Why?

Why can't I?

Choose between the pleasure and the pain,

The lovely lies,

Or the hate-filled truths?

Love like diamonds studded roses; beautiful thin slivers of piercing hatred decorate the exquisitely delicate balance.

Hate like fiery combustion and hastily welded together half-truths; the horrors of the night bleed into the joy of the day.

Why?

Why can't I?

Determine if I want this to end,

Twisted because one half of me longs to leave, when the other half begs to stay?

Happiness tangible like an explosion of colors

Sorrow heavy like the stench of death; it permeates into recesses of my very soul.

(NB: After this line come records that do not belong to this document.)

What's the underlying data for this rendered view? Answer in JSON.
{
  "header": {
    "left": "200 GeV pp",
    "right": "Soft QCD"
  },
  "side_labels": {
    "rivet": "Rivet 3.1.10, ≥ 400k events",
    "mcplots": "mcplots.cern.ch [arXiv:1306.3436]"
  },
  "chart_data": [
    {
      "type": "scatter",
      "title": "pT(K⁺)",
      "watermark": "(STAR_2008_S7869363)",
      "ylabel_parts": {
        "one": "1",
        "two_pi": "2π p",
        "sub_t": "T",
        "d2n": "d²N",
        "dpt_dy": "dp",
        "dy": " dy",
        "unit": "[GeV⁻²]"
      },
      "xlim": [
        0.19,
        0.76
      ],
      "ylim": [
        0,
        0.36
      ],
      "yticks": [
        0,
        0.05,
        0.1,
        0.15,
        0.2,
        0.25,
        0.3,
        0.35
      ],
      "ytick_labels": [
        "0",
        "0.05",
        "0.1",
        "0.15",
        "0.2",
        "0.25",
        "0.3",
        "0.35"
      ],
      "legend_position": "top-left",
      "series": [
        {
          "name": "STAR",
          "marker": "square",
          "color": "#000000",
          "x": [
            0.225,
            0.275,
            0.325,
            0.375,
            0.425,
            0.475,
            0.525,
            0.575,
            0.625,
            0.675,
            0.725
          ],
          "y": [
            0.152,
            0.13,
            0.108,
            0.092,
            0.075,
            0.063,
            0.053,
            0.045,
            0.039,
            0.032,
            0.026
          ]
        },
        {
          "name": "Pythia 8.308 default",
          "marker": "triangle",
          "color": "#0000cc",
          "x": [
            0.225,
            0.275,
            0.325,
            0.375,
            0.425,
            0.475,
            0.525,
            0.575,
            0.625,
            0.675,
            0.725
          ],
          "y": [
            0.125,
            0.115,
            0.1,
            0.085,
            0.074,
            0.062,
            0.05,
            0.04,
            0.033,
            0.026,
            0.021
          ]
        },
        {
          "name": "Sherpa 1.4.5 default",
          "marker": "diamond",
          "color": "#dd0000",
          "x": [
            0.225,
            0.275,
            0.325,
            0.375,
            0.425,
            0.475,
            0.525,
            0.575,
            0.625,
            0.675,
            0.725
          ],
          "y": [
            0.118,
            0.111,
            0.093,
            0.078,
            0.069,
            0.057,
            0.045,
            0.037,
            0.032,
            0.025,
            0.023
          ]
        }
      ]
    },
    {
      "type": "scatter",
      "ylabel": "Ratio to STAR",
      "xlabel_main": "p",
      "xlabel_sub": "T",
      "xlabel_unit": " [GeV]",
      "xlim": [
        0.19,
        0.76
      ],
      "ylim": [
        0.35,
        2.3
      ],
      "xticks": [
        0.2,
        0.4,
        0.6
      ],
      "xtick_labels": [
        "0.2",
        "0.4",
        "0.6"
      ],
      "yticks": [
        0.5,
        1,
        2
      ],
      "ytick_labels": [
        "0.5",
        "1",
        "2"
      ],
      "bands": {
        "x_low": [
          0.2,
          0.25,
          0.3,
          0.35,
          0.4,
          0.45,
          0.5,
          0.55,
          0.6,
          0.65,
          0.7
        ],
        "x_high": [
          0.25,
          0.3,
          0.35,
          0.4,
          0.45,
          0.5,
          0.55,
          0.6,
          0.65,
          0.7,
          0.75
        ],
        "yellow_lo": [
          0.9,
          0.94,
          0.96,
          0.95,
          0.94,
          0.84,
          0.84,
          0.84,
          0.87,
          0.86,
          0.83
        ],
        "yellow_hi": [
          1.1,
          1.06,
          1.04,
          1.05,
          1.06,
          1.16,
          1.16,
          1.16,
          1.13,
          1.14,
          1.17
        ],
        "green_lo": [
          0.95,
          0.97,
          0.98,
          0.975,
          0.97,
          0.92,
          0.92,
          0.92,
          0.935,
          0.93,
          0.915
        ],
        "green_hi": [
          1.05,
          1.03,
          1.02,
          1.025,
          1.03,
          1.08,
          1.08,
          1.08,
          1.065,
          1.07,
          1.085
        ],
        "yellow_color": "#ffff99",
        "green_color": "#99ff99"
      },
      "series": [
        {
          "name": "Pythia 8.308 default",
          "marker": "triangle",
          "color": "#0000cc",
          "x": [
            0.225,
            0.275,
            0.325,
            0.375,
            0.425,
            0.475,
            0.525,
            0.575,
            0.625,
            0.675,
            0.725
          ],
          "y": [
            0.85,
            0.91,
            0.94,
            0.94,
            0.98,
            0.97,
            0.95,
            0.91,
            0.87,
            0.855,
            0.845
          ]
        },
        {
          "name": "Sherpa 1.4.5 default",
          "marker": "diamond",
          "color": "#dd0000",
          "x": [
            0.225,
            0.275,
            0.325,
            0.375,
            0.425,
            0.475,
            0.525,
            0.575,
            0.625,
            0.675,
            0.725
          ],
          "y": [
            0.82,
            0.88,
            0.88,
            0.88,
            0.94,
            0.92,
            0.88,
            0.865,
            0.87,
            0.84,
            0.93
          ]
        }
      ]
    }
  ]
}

Only when agony and desire unite, shall my body become one again.

I'm broken and shattered,

Violated fragments of my old self seek light again.

I am knocked down,

Only to rise again.

I show my weakness now,

Because my strength is reserved for later.

I show you my tears,

But my hate burns deep inside.

I hate that I love you—it's tearing me apart,

But hate will not be outshined.

I might give in to the Darkness,

But with you, now I only see light.

Yeah.

Well. This poem just came to me yesterday evening during family prayer—I know, I was supposed to be focusing on the Lord, but I had to write this, it was a Screamer!—and I wanted to see what other people thought about it (this is from Starscream's point of view, by the way).